Throughout history, this dynamic has played out repeatedly. Figures like Genghis Khan, Pol Pot, Mao Zedong, and Stalin all demonstrated an extreme willingness to employ force to achieve their goals, often to devastating effect. Their control over vast military and law enforcement apparatuses ensured that dissent was crushed, and their rule cemented. Even in modern democracies, leaders like Joseph Biden or his predecessors wield a different kind of power, one less visible but no less potent. While Biden may appear weak to some, his authority to issue executive orders—actions that can reshape national policy without the need for legislative approval—serves as a modern-day “stick” that underscores the point that force need not always be overtly violent to be effective.
The use of force extends beyond individuals to institutions and governments. Law enforcement officers serve as the enforcers of government mandates, ensuring that laws, whether criminal or civil, are respected and followed. In many ways, they are the visible expression of a government’s monopoly on the legitimate use of force. This structure allows for the peaceful resolution of most conflicts, but the latent threat of violence—whether through police action, military intervention, or the use of executive power—remains a critical tool in maintaining order.

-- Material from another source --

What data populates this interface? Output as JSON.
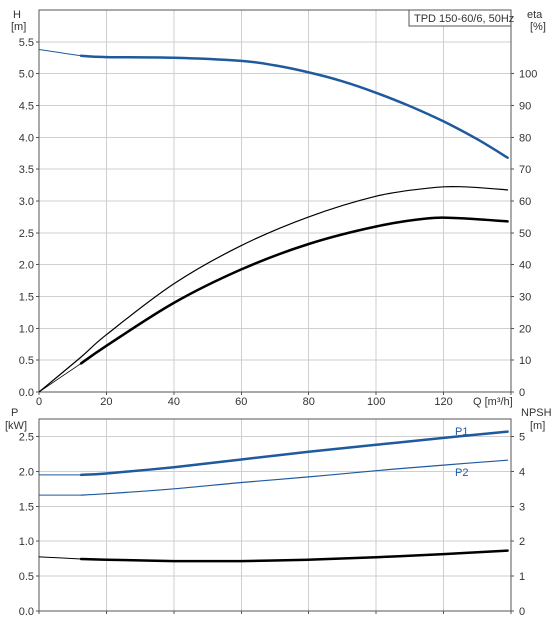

In this way, civilized society is not free from the dynamics of power and force; rather, it operates under the pretense of law and order, with an understanding that ultimate authority is backed by the willingness to use force, whether that be through a police officer, an executive order, or the seizure of assets. The real question then becomes not whether force will be used, but who controls it, and how far they are willing to go to see their wishes accomplished. Those who wield force, or who can manipulate structures that control it, often hold the greatest power—whether they are cartel leaders or national politicians. It always comes down to who is willing to push the boundaries to achieve their ends.